In my Angular application I’m using oauth2-oidc library and Keycloak to manage authentication.
This is the oauth configuration:
//auth-config.ts
import { AuthConfig } from "angular-oauth2-oidc";
export const oauthConfig: AuthConfig = {
issuer: 'http://localhost:8083/realms/Plus365-local', // URL of the Identity Provider
requireHttps: false,
redirectUri: window.location.origin + '/home',// URL of the SPA to redirect the user to after login
clientId: 'client-frontend', // The SPA's id. The SPA is registered with this id at the auth-server
scope: 'openid profile email offline_access'
}
I have some routes that need to be accessible without authentication (i.e. register/…) so I cannot make an immediate redirect to keycloak login using for exemple APP_INIZIALIZER pattern. I need to actually bootstrap the application first.
So in my app.component I use this code to handle the login:
// app.component
handleLogin()
...
handleLogin() {
// This timeout is the only way I found to prevent from redirect to the keycloak login page when the user is on register page.
setTimeout(() => {
this.isRegisterPage$ = this.store.select(isOnRegisterPage);
this.isRegisterPage$.subscribe(
b => {
if (!b) { // If user is not on register page do oauth login
this.clientAuthService.performLogin().then(() => {
this.store.dispatch(AuthActions.loginDone());
})
}
}
)
})
}
and in my service:
// auth-service
import { Injectable } from '@angular/core';
import { OAuthService } from 'angular-oauth2-oidc';
import { oauthConfig } from './auth-config';
@Injectable({
providedIn: 'root'
})
export class ClientAuthService {
constructor(private oauthService: OAuthService) { }
performLogin() {
this.oauthService.configure(oauthConfig);
return this.oauthService.loadDiscoveryDocumentAndLogin();
}
logOut() {
this.oauthService.logOut();
}
}
I’m using standalone approach so I don’t use NgModules and my main.ts file looks like this:
// main.ts
bootstrapApplication(AppComponent, {
providers: [
provideRouter(APP_ROUTES),
provideOAuthClient(),
provideStore(appReducer),
provideEffects([
//…NgRx stuff…
]),
provideStoreDevtools({
maxAge: 25,
logOnly: !isDevMode()
}),
provideHttpClient()
]
}).catch(err => console.error(err));
Now, at first login I get an Invalid token specified error:
*n { message: 'Invalid token specified', stack: 'InvalidTokenError\n at 9168 (http://localhost:42…equire__ (http://localhost:4200/runtime.js:23:42)'} message: "Invalid token specified" stack: "InvalidTokenError\n at 9168 (http://localhost:4200/vendor.js:5729:15)\n at webpack_require (http://localhost:4200/runtime.js:23:42)\n at 3496 (http://localhost:4200/main.js:4542:68)\n *
At this stage I can see the access_token and all the keycloak stuff saved in my session storage, but it looks like at the very first login the access_token is not immediately available so I have this error.

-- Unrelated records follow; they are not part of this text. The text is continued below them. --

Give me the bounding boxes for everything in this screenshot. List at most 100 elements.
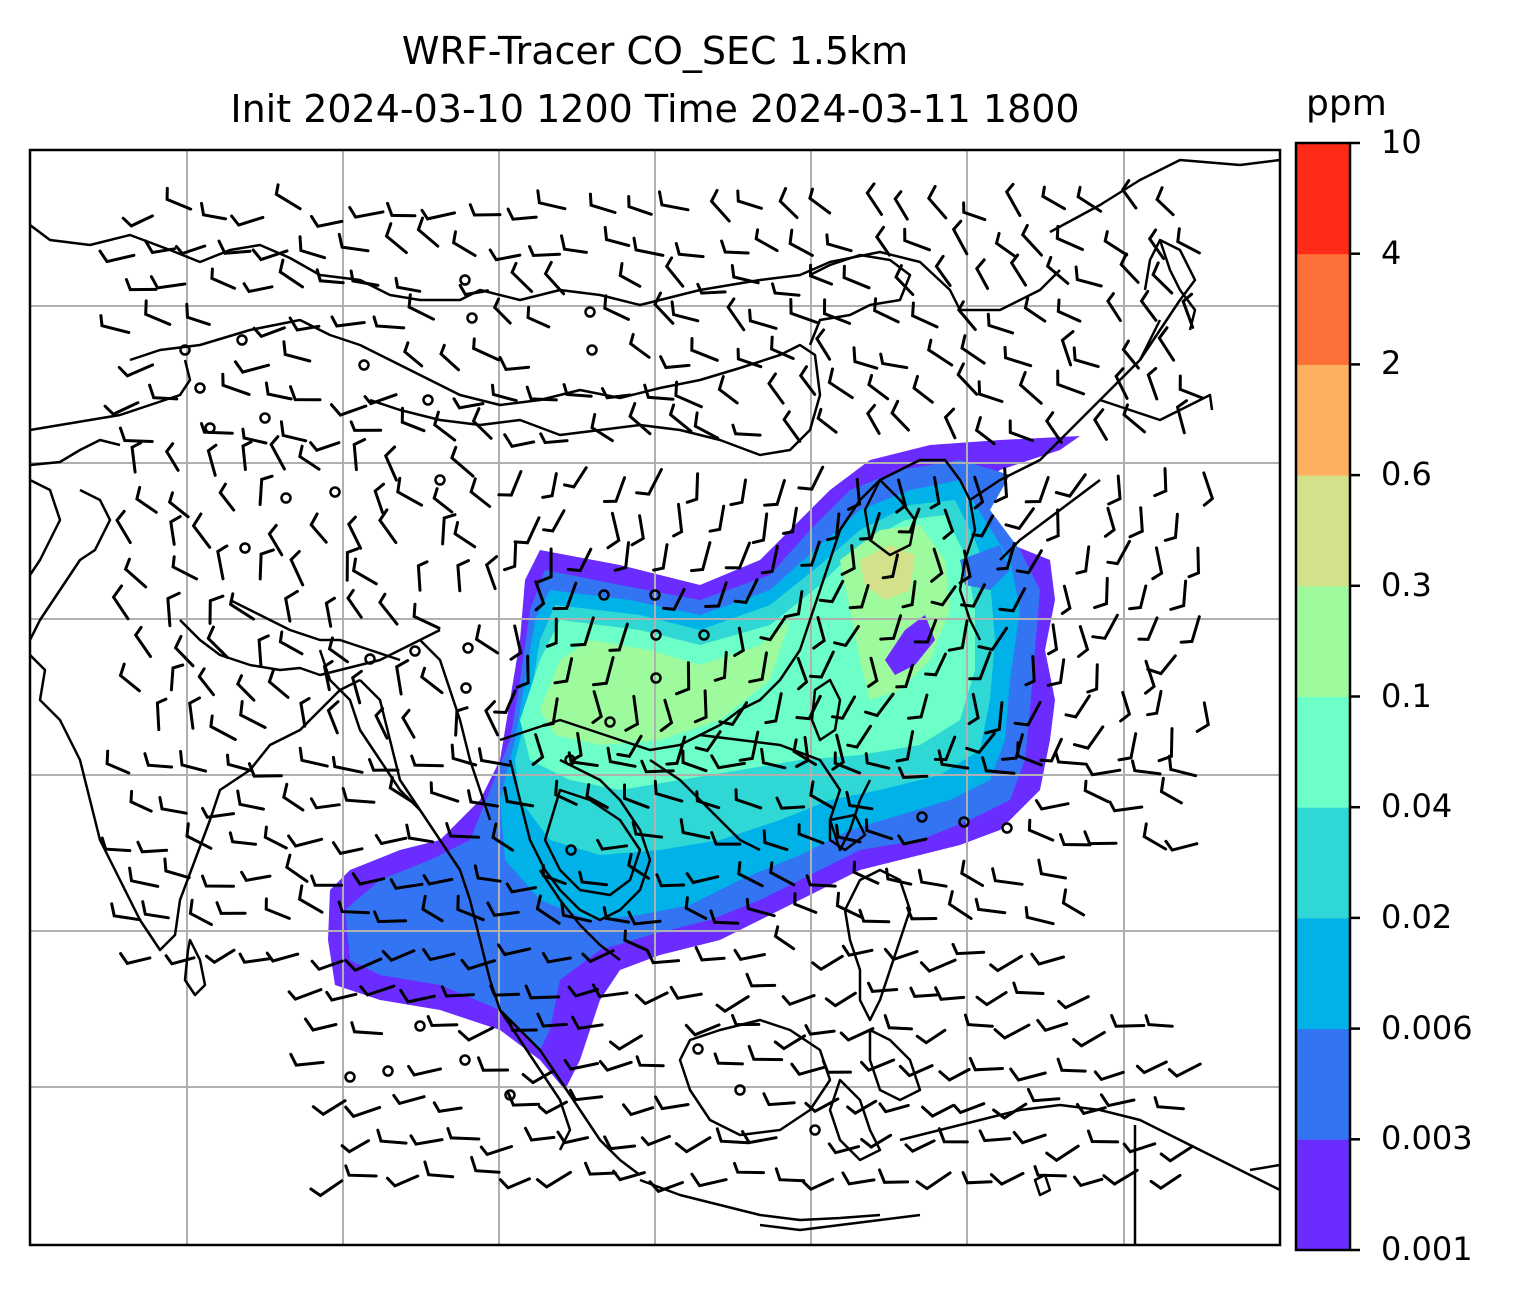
wind-barb [738,730,760,762]
wind-barb [635,468,663,496]
calm-wind-circle [329,486,341,498]
wind-barb [1121,339,1140,370]
wind-barb [921,1103,955,1118]
wind-barb [897,766,929,779]
wind-barb [827,1142,861,1155]
wind-barb [515,654,530,689]
wind-barb [169,515,182,546]
wind-barb [602,476,626,503]
wind-barb [890,399,910,432]
wind-barb [874,225,891,257]
wind-barb [331,755,364,774]
wind-barb [818,579,845,604]
calm-wind-circle [179,344,191,356]
wind-barb [769,861,796,887]
wind-barb [351,557,378,586]
wind-barb [531,733,545,766]
wind-barb [242,282,274,294]
wind-barb [374,834,408,846]
wind-barb [282,782,305,812]
wind-barb [981,756,1016,775]
wind-barb [912,374,934,404]
wind-barb [239,700,267,729]
wind-barb [171,555,199,581]
wind-barb [216,544,229,581]
wind-barb [1151,261,1174,295]
wind-barb [492,297,512,325]
wind-barb [1139,289,1158,322]
wind-barb [149,275,187,290]
wind-barb [606,746,637,768]
wind-barb [560,234,588,254]
wind-barb [713,1052,744,1066]
wind-barb [1036,1018,1069,1033]
wind-barb [1061,888,1086,917]
wind-barb [895,730,915,763]
plume-band-0.1 [540,620,790,745]
wind-barb [907,693,929,720]
wind-barb [816,407,838,434]
wind-barb [450,743,478,767]
wind-barb [665,735,687,766]
calm-wind-circle [344,1071,356,1083]
wind-barb [736,347,763,369]
wind-barb [1155,186,1175,217]
wind-barb [842,264,871,290]
wind-barb [897,507,921,534]
wind-barb [653,779,684,803]
wind-barb [596,838,629,851]
wind-barb [556,1130,590,1145]
wind-barb [493,689,517,715]
wind-barb [628,402,652,436]
wind-barb [616,734,643,759]
wind-barb [793,892,818,914]
wind-barb [904,1139,936,1154]
wind-barb [1045,1144,1080,1163]
wind-barb [209,714,237,741]
wind-barb [947,619,969,652]
calm-wind-circle [466,312,478,324]
wind-barb [812,616,826,650]
colorbar-tick-label: 0.1 [1381,676,1432,715]
wind-barb [403,341,424,368]
wind-barb [903,227,931,252]
wind-barb [858,908,891,924]
wind-barb [1142,822,1168,851]
wind-barb [348,206,385,219]
wind-barb [450,445,475,478]
wind-barb [1030,952,1065,966]
wind-barb [937,749,970,770]
wind-barb [539,432,569,445]
wind-barb [1122,403,1146,434]
wind-barb [762,1092,796,1107]
wind-barb [693,411,720,440]
wind-barb [729,478,747,507]
wind-barb [1103,506,1116,538]
wind-barb [484,555,498,591]
wind-barb [541,863,567,886]
wind-barb [388,776,415,805]
wind-barb [1039,737,1063,763]
wind-barb [792,738,817,766]
wind-barb [1137,616,1159,641]
wind-barb [628,332,651,359]
wind-barb [627,852,650,880]
wind-barb [958,549,972,585]
wind-barb [416,216,440,248]
wind-barb [708,504,726,533]
wind-barb [694,946,726,962]
wind-barb [298,444,321,471]
wind-barb [733,578,759,604]
wind-barb [167,491,190,519]
colorbar-segment [1296,1028,1350,1140]
wind-barb [103,401,140,416]
wind-barb [1024,476,1050,504]
wind-barb [737,861,764,888]
wind-barb [1135,1060,1168,1075]
wind-barb [783,590,804,619]
wind-barb [372,315,406,330]
wind-barb [632,236,665,257]
wind-barb [860,1058,896,1072]
wind-barb [267,668,290,699]
wind-barb [917,868,948,888]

If I reload the page (so everything is already present in the session storage) everything works as expected.
I know the problem is probably related to relying on the ngrx store to check if the current page is the registration page, but I cannot find an alternative solution.
Tryed to remove the setTimeout in app component handleLogin() but it is the only way I found to prevent from redirect to the keycloak login page when the user is on register page. If I remove the timeout it always redirect.
This is very annoying and I really hope someone can help.